Donnerstag, 28. August 2014

La resa dei conti / Der Gehetzte der Sierra Madre (Sergio Sollima, Italien, Spanien 1966)

Somewhere there is a land where men do not kill each other.
 
Die Italo-Western-Brutalität der Exposition bekommt angesichts des großartigen Morricone-Songs während des - nicht minder großartigen - Vorspanns eine bittere Note. Strick oder Pistole. Das ist die Wahl vor die Jonathan Corbett (Lee Van Cleef) die drei Männer stellt für die er nichts außer drei Kugeln übrig hat.

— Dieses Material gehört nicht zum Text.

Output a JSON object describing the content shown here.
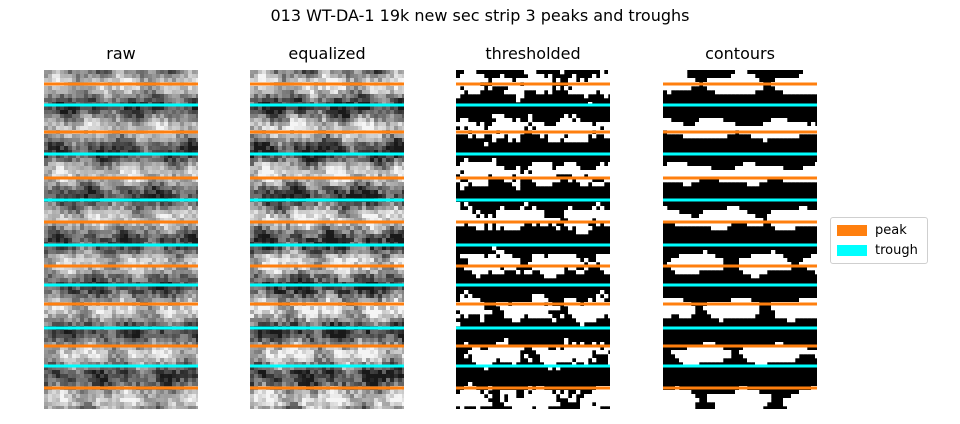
{
  "figure": {
    "title": "013 WT-DA-1 19k new sec strip 3 peaks and troughs"
  },
  "panels": [
    {
      "id": "raw",
      "title": "raw",
      "style": "gray"
    },
    {
      "id": "equalized",
      "title": "equalized",
      "style": "gray"
    },
    {
      "id": "thresholded",
      "title": "thresholded",
      "style": "binary"
    },
    {
      "id": "contours",
      "title": "contours",
      "style": "contour"
    }
  ],
  "legend": {
    "entries": [
      {
        "label": "peak",
        "color": "#ff7f0e"
      },
      {
        "label": "trough",
        "color": "#00ffff"
      }
    ]
  },
  "colors": {
    "peak": "#ff7f0e",
    "trough": "#00ffff",
    "background": "#ffffff"
  }
}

Dabei scheint der Kopfgeldjäger selbst das Töten von Anfang an satt zu haben, davon zu träumen, es eines Tages hinter sich zu lassen.  
Der Geschäftsmann Brockston (Walter Barnes), der eine Eisenbahnlinie quer durch Texas bauen will, die die USA mit Mexiko verbinden soll, bittet ihn in die Politik zu gehen und seine Sache in Washington zu vertreten. Doch vorher macht sich Corbett auf die Suche nach dem Mexikaner "Cuchillo" Sanchez (Tomas Milian), der ein minderjähriges Mädchen vergewaltigt und ermordet haben soll. Doch Cuchillo erweist sich nicht nur als so gewitzter Ausreißer, dass selbst der große Corbett seine Probleme hat, ihn einzufangen, der Kopfgeldjäger beginnt auch irgendwann an der Schuld des Gejagten zu zweifeln.
 
Somewhere you will find a place where men live without fear.

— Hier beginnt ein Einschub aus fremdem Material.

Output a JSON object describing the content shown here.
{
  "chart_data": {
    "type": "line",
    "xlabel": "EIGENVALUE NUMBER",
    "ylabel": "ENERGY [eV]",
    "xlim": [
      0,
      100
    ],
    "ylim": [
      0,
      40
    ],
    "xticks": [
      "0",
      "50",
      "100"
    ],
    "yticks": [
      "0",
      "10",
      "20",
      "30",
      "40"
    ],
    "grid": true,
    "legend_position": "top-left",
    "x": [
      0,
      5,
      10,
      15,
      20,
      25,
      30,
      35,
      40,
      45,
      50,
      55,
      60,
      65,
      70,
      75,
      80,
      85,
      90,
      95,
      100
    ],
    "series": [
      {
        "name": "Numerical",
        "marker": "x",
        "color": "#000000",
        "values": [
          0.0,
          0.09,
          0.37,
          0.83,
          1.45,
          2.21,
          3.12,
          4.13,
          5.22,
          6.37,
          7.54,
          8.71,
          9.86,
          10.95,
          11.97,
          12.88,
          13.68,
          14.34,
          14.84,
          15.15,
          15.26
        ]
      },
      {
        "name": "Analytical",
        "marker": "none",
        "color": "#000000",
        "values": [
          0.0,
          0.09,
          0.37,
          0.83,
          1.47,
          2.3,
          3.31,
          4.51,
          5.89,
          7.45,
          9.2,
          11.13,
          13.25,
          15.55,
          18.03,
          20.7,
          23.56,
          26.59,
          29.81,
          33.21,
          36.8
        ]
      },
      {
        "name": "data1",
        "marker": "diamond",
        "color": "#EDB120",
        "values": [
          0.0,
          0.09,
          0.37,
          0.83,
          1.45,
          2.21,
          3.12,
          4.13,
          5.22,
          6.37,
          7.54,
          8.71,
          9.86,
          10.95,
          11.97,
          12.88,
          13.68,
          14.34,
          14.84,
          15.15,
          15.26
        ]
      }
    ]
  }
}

Somewhere, if you keep on running, someday you'll be free.
 
An den üblichen Italo-Western-Gimmicks herrscht in La resa die Conti gewiss kein Mangel. Neben den raffinierten Verkleidungstricks, die Cuchillo für seine Flucht nutzt, ist da etwa eine Szene, in der er einen Stier in den Verschlag locken soll. Gefilmt wird teilweise mit der Handkamera aus der subjektiven Sicht sowohl des Mannes als auch des Stiers während sie miteinander kämpfen. Für die genre-typische Grausamkeit sorgen unter anderem die Messerwurfkünste, denen Cuchillo seinen Namen verdankt, oder eine Szene, in der er an Händen und Beinen mit Lassos gefesselt ausgepeitscht wird. Doch Sergio Sollima nutzt das Genre auch hier vornehmlich für seine eigenen Zwecke. Schon im Text zu Faccia a faccia habe ich den Sollima-Helden als einen gezeigt, der von seiner Leidenschaft für eine bessere Welt angetrieben wird. Der des Tötens müde ist und sich nach Frieden sehnt. In La resa dei Conti nimmt das die Form einer Desillusionierungsgeschichte an, in der Corbett langsam feststellen muss, dass die Werte der Männer für die er arbeitet nicht die seinen sind. 
 
Somewhere there is a land where men call a man a brother.
 
Im Kern ist La resi dei conti ein Film über Rassismus, den Sollima als das anprangert, was er wohl immer schon war: Ein Herrschaftsinstrument. "Ich kenne ein Gesetz, das besagt, dass es zwei Gruppen von Menschen gibt," sagt Cuchillo. "Die eine Gruppe flieht, und die andere verfolgt sie." Schon bevor Corbett - und mit ihm der Zuschauer - endgültig von der Unschuld Cuchillos überzeugt ist, scheint sich der Film ganz auf die Seite des Fliehenden, des Gehetzten, des geschundenen Körpers von Tomas Milian zu stellen.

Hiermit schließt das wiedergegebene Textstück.